Did Churchill know anything about it? He certainly did. Indeed, he could have been forgiven for being stupefied and appalled by the continued slowness of the army top brass to pick up his idea. It was over a year earlier, in December 1914—when he was still at the Admiralty—that he had first grasped the nightmare of the stalemate, with trenches and barbed wire stretching intermittently from Switzerland to the Channel.

Churchill had been partly inspired by the science fiction of H. G. Wells, and his description of ironclad ‘
landships’. On 5 January 1915
he wrote to Asquith, suggesting that it was time for some kind of technological breakthrough. We needed a machine that could deal with the trenches, he said; and if we didn’t develop one, the Germans certainly would. Asquith responded quite quickly, for him, and asked the War Office to look into it.

The army formed a committee to investigate the matter, and decided that any such machine would just sink under the weight of its own armour.
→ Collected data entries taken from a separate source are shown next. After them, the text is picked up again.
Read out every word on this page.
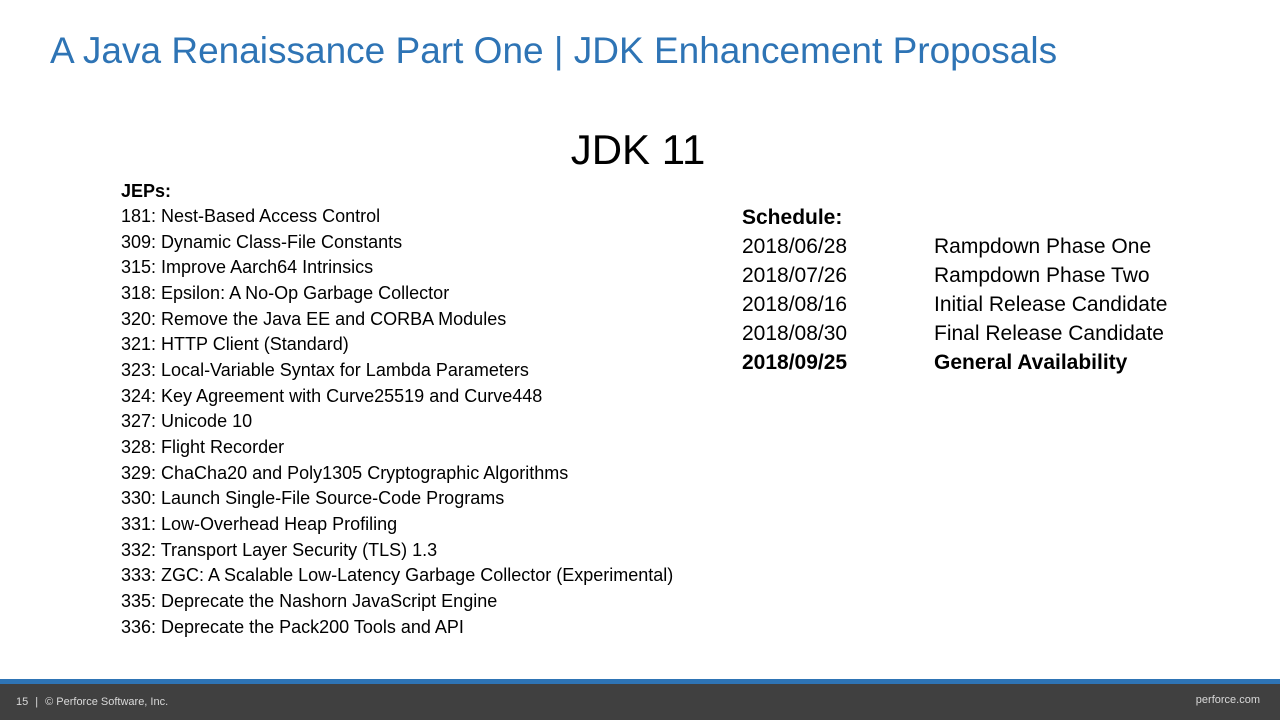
A Java Renaissance Part One | JDK Enhancement Proposals
JDK 11
JEPs:
181: Nest-Based Access Control
309: Dynamic Class-File Constants
315: Improve Aarch64 Intrinsics
318: Epsilon: A No-Op Garbage Collector
320: Remove the Java EE and CORBA Modules
321: HTTP Client (Standard)
323: Local-Variable Syntax for Lambda Parameters
324: Key Agreement with Curve25519 and Curve448
327: Unicode 10
328: Flight Recorder
329: ChaCha20 and Poly1305 Cryptographic Algorithms
330: Launch Single-File Source-Code Programs
331: Low-Overhead Heap Profiling
332: Transport Layer Security (TLS) 1.3
333: ZGC: A Scalable Low-Latency Garbage Collector (Experimental)
335: Deprecate the Nashorn JavaScript Engine
336: Deprecate the Pack200 Tools and API
Schedule:
2018/06/28	Rampdown Phase One
2018/07/26	Rampdown Phase Two
2018/08/16	Initial Release Candidate
2018/08/30	Final Release Candidate
2018/09/25	General Availability
15 | © Perforce Software, Inc.	perforce.com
Too impractical; dismissed.

There matters might well have rested, with unthinkable consequences. But Churchill did not let it drop. He was at the Admiralty, remember. He was in charge of ships, not the tactics of the army. This was theoretically none of his business. But on 18 January 1915 he wrote to his colleagues at the Admiralty with what sounded like a bizarre request. He wanted an experiment performed.

Someone—he did not specify who—was to take two steam rollers and yoke them together with long steel rods, ‘
so that they are to all intents and purposes one roller covering a breadth of at least 12 to 14 feet’. Then he wanted his officials to go and find a ‘handy’ site, near London, and dig about a hundred yards of trenches, as they did in
France. The ultimate objective, he said, was to allow the monster machine to run along the length of the trenches: actually on top of them, with a giant wheel on either lip. The objective would be to ‘crush them all flat and bury the people in them’.

This is Churchill at his dizzying best. There are flaws in his idea. What if the two rollers are running at different speeds, or in different gears? Surely the rods would just snap or shear? He hasn’t worked out that the machine will need a single engine. But you can almost hear the crunching of his giant mental cogs as he grips the problem; and the problem of grip.

The mud, he is thinking now. The hellish seas of mud. The machine will slip and slide unless . . . aha . . .


The rollers of these machines will be furnished with wedge-shaped ribs or studs, which can be advanced beyond the ordinary surface of the wheel when required, in order to break the soil on each side of the trench and accentuate the rolling process.’ It’s like peering through a telescope at some distant nebula, and seeing the clouds of interstellar gas as they resolve and harden into a planet.

An idea was being born. Perhaps without even knowing it, he was describing caterpillar tracks. All it needed, he concluded, ‘was a big enough pair of steam rollers and an unscaleable bullet-proof house for the crew’. He signed off with a superbly peremptory order that the whole thing should be achieved within two weeks: ‘WSC’.